Il ragazzo con la faccia da bambino sapeva che l’amico aveva ragione. Si mise le mani in tasca, almeno lì, forse, sarebbero state ferme. Stettero a guardare l’andirivieni della gente attirata dal vicino mercato. Un vigile urbano passò loro accanto guardandoli fissi. Il tempo trascorreva lento, troppo lento per starsene seduti lì.
«Guarda quello lì» se ne uscì ad un certo punto il ragazzo biondo.
«E allora? È un barbone.»
«Certo che lo è. Però sta facendo a metà del suo panino con i piccioni. Non è un fesso?»
Il ragazzo che fumava accennò ad una smorfia, poi disse:
«Ma lo sai che sei strano forte?»
«Che ho detto? Quel barbone mangerà sì e no solo quel panino e lui lo divide con quegli uccelli, non so… mi sembra una cosa bella…»

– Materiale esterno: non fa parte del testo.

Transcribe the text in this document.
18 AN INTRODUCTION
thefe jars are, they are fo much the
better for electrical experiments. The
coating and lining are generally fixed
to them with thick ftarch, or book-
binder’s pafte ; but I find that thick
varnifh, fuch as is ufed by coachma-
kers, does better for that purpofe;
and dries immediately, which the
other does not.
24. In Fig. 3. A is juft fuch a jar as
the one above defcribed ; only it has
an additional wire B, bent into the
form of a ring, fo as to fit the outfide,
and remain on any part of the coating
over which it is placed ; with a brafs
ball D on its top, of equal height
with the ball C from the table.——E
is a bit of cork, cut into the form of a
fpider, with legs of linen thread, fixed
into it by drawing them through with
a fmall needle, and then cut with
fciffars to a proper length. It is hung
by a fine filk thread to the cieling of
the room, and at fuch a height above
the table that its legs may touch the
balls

«Quando fai così non ti sopporto» sbottò l’altro alzandosi.
«Ma dove vai?»
«Andiamo, sono stufo di star qui.»
I due ragazzi si allontanarono ciondolandolo. Il barbone invece era sempre lì e ad ogni morso al panino ne spezzava un po’ da tirare ai piccioni che formavano ormai una macchia confusa e indistinta sulle sue scarpe. Poi si guardò in giro furtivo e quindi, con un gesto rapido, né agguantò uno per il collo facendolo subito sparire in una borsa nera nascosta tra le gambe. Tutti i piccioni volarono all’unisono in uno spettacolare unico frullo. L’uomo riprese a mangiare il panino, con più calma, adagiandosi ben bene sullo schienale della panchina e socchiudendo gli occhi per il piacere.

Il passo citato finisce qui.